As they slowly began to realize that
Mark had a serious substance abuse problem, the Kofman family tried to convince him to get help.
“We said, ‘We want to help you, we will send you to rehab.’ But heroin is one of those things that if you are addicted you have to want to stop and it was very clear that he didn’t want to stop at that time.”
For months, Mark fell deeper and deeper into substance abuse.
“There were a lot of lies. He began to steal money. Everything that an addict would do, he had done. But he couldn’t say the words – that he was an addict. We would say, ‘You are addicted,’ and he would say, ‘No I’m not. I can stop at any time I want.’”
The family got him into rehab several times, but those efforts were unsuccessful as well as extremely expensive.
“My parents paid out of the pocket for that rehab, willing to sacrifice a lot for him, but he didn’t want to stay. He ended up coming home within a few days,” Rachel said.
At one point his parents went to court and had Mark committed as part of Section 35, a Massachusetts law that allows a judge to “involuntarily commit someone whose alcohol or drug use puts themselves, or others, at risk.”
That effort was unsuccessful as well.
Mark was twice committed to drug treatment centers, but both times he left after a week or two because insurance wouldn’t cover a longer stay.

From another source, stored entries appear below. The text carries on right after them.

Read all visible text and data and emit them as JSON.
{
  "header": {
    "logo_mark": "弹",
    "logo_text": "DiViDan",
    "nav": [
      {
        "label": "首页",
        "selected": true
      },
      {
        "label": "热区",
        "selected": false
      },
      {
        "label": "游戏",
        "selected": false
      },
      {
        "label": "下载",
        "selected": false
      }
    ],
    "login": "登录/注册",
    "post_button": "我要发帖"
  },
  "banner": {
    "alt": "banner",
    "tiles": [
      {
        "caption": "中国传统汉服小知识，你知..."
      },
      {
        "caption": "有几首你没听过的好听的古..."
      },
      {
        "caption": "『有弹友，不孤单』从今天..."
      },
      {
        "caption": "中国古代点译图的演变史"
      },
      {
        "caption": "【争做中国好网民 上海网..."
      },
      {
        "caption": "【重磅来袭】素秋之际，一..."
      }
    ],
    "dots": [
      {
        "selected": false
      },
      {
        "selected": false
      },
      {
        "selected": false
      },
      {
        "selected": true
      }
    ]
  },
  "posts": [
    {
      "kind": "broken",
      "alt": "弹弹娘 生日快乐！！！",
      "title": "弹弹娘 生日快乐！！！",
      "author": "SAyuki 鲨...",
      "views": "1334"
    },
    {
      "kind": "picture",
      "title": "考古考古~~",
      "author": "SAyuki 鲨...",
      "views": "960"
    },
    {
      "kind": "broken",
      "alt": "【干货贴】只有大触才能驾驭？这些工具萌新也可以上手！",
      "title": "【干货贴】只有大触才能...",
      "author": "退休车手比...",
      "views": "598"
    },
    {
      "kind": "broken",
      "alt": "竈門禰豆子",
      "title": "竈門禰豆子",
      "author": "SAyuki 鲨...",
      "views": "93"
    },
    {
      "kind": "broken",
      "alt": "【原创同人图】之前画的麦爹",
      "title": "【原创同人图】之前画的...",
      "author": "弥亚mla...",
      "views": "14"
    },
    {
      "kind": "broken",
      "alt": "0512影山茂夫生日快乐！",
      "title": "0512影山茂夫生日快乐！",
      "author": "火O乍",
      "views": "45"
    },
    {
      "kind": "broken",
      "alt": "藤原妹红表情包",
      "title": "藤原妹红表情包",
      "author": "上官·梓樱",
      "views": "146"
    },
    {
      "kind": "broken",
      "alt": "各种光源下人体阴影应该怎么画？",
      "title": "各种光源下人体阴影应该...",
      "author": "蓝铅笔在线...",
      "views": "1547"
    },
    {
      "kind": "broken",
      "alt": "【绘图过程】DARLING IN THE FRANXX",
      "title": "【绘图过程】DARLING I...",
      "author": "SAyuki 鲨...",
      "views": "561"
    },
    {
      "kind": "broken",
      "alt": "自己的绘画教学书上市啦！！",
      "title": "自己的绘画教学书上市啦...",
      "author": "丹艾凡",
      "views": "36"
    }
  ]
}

Experts say that a heroin addict needs at least 90 days to get serious help, but the family’s insurance didn’t cover that kind of treatment.
“At 5:30 in the morning my father went into Mark’s bedroom and started screaming. And I just knew.”
Mark had asphyxiated during his overdose and was in a coma. After a week in the hospital, when the doctors told them he was brain dead, the family chose to take him off life-support.
Rachel said she wants to share her family’s story to help other families.
“Addiction is so powerful. It has such an effect on the family.”
“Parents need to be aware of this problem,” Siege said. “They have to be a part of the conversation.”